Deformation Algorithm

  1. Distribution to Ellipsoid: Each 3D Gaussian distribution is transformed into an isocontour ellipsoid based on its mean and covariance matrix. The principal axes and lengths of these ellipsoids are computed.
  2. Ellipsoid to Axis Points: These ellipsoids are represented using four primary axis points, simplifying the deformation process.
  3. Deform Points with Cage-Based Deformation: The method utilizes cage-based deformation to manipulate these axis points based on the source and target cages.
  4. Infer Affine Transform: An affine transformation matrix is inferred by comparing the original and deformed positions of the axis points. This matrix encapsulates translation, rotation, and scaling effects.
  5. Apply Transform: The inferred affine transform is applied to the means and covariance matrices of the Gaussian distributions, thereby performing the desired deformation.

Experimental Results

The experiments demonstrate the effectiveness of GSDeformer on both synthetic and real-world scenes. The method's ability to handle various forms of deformations, such as twisting, lifting, and expanding objects, is validated visually and through quantitative comparisons. The results indicate that GSDeformer offers deformation quality comparable to more complex methods while requiring fewer changes to the underlying 3DGS architecture.

Implications and Future Work

The implications of this work are twofold. Practically, GSDeformer simplifies scene manipulation tasks, potentially accelerating workflows in animation and virtual/augmented reality production pipelines.
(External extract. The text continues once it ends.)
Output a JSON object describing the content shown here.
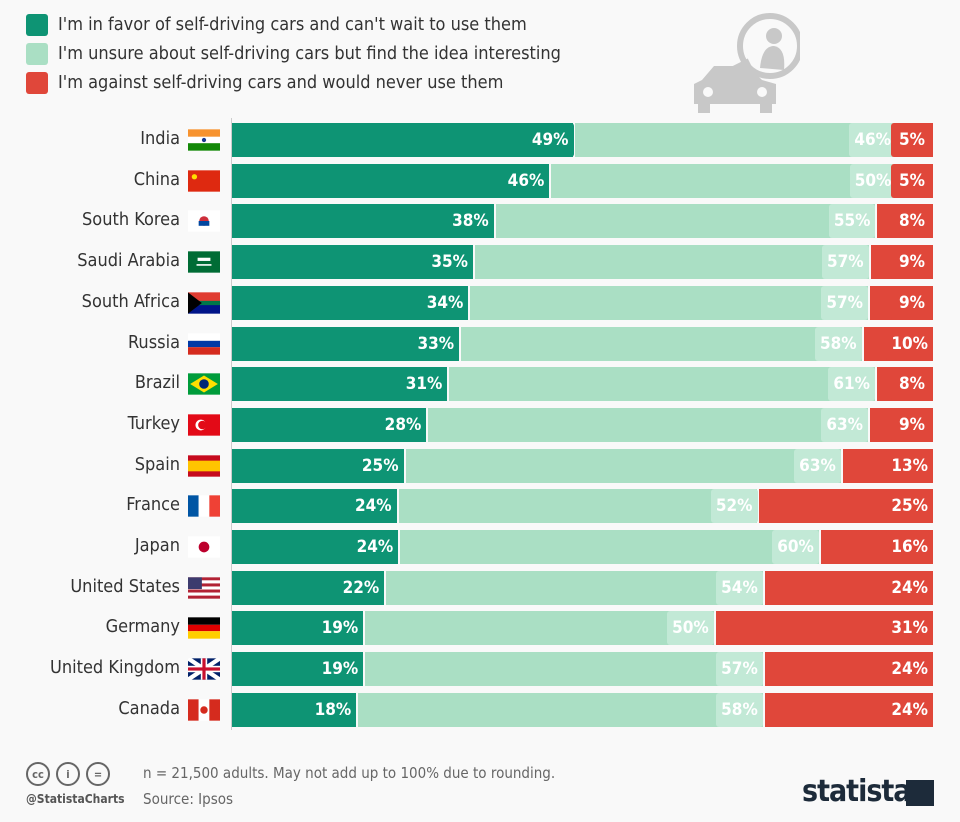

Theoretically, the methodology presents a novel integration of cage-based deformation with point-cloud representations, potentially inspiring future research in other forms of scene representation and manipulation.

Future directions could explore optimizing the deformation process further, integrating the method with other concurrent developments in 3DGS, and expanding the automatic cage construction algorithm to handle more complex scenes. Extending the method to support real-time deformations and interactive scene editing are also promising avenues for subsequent research.

In summary, GSDeformer presents a direct and efficient method for free-form deformation of 3D Gaussian Splatting scenes, maintaining high-quality results while simplifying integration with existing 3DGS models. This work paves the way for more accessible and flexible scene manipulation techniques in various digital applications.